On Wed, Aug 10, 2016 at 04:40:31PM -0700, Steve Dower wrote:
On 10Aug2016 1431, Chris Angelico wrote:
- make the default open() encoding check for a BOM or else use utf-8
-0.5. Is there any precedent for this kind of data-based detection being the default?
There is precedent: the Python interpreter will accept a BOM instead of an encoding cookie when importing .py files.
An explicit "utf-sig" could do a full detection, but even then it's not perfect - how do you distinguish UTF-32LE from UTF-16LE that starts with U+0000?
BOMs are a heuristic, nothing more. If you're reading arbitrary files could start with anything, then of course they can guess wrong. But then if I dumped a bunch of arbitrary Unicode codepoints in your lap and asked you to guess the language, you would likely get it wrong too :-)
Do you say "UTF-32 is rare so we'll assume UTF-16", or do you say "files starting U+0000 are rare, so we'll assume UTF-32"?
The way I have done auto-detection based on BOMs is you start by reading four bytes from the file in binary mode. (If there are fewer than four bytes, it cannot be a text file with a BOM.) Compare those first four bytes against the UTF-32 BOMs first, and the UTF-16 BOMs *second* (otherwise UTF-16 will shadow UFT-32). Note that there are two BOMs (big-endian and little-endian). Then check for UTF-8, and if you're really keen, UTF-7 and UTF-1.

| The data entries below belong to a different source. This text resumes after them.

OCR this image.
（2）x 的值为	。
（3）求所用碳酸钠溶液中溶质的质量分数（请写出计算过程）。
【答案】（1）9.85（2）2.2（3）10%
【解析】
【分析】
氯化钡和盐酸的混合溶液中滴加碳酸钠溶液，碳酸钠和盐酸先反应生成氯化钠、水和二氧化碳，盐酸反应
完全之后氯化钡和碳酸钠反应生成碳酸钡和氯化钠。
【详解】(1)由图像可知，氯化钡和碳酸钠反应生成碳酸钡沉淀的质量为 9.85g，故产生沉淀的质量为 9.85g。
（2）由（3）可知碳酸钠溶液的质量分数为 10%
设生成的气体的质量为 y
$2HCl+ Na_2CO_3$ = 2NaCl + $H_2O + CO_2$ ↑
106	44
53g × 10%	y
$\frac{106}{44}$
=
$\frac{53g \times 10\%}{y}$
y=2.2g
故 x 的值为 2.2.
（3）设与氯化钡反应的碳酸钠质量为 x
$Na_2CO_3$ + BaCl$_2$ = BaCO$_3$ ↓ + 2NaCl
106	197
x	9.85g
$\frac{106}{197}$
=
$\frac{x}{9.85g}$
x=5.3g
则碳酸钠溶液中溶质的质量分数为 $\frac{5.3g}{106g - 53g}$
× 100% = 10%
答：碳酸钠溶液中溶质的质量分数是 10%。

def bom2enc(bom, default=None): """Return encoding name from a four-byte BOM.""" if bom.startswith((b'\x00\x00\xFE\xFF', b'\xFF\xFE\x00\x00')): return 'utf_32' elif bom.startswith((b'\xFE\xFF', b'\xFF\xFE')): return 'utf_16' elif bom.startswith(b'\xEF\xBB\xBF'): return 'utf_8_sig' elif bom.startswith(b'\x2B\x2F\x76'): if len(bom) == 4 and bom in b'\x2B\x2F\x38\x39': return 'utf_7' elif bom.startswith(b'\xF7\x64\x4C'): return 'utf_1' elif default is None: raise ValueError('no recognisable BOM signature') else: return default
The BOM exists solely for data-based detection, and the UTF-8 BOM is different from the UTF-16 and UTF-32 ones. So we either find an exact BOM (which IIRC decodes as a no-op spacing character, though I have a feeling some version of Unicode redefined it exclusively for being the marker) or we use utf-8.
The Byte Order Mark is always U+FEFF encoded into whatever bytes your encoding uses. You should never use U+FEFF except as a BOM, but of course arbitrary Unicode strings might include it in the middle of the string Just Because. In that case, it may be interpreted as a legacy "ZERO WIDTH NON-BREAKING SPACE" character. But new content should never do that: you should use U+2060 "WORD JOINER" instead, and treat a U+FEFF inside the body of your file or string as an unsupported character.
But the main reason for detecting the BOM is that currently opening files with 'utf-8' does not skip the BOM if it exists. I'd be quite happy with changing the default encoding to:
- utf-8-sig when reading (so the UTF-8 BOM is skipped if it exists)
- utf-8 when writing (so the BOM is *not* written)
Sounds reasonable to me.
Rather than hard-coding that behaviour, can we have a new encoding that does that? "utf-8-readsig" perhaps.
This provides the best compatibility when reading/writing files without making any guesses. We could reasonably extend this to read utf-16 and utf-32 if they have a BOM, but that's an extension and not necessary for the main change.
The use of a BOM is always a guess :-) Maybe I just happen to have a Latin1 file that starts with "ï»¿", or a Mac Roman file that starts with "Ôªø". Either case will be wrongly detected as UTF-8. That's the risk you take when using a heuristic.
And if you don't want to use that heuristic, then you must specify the actual encoding in use.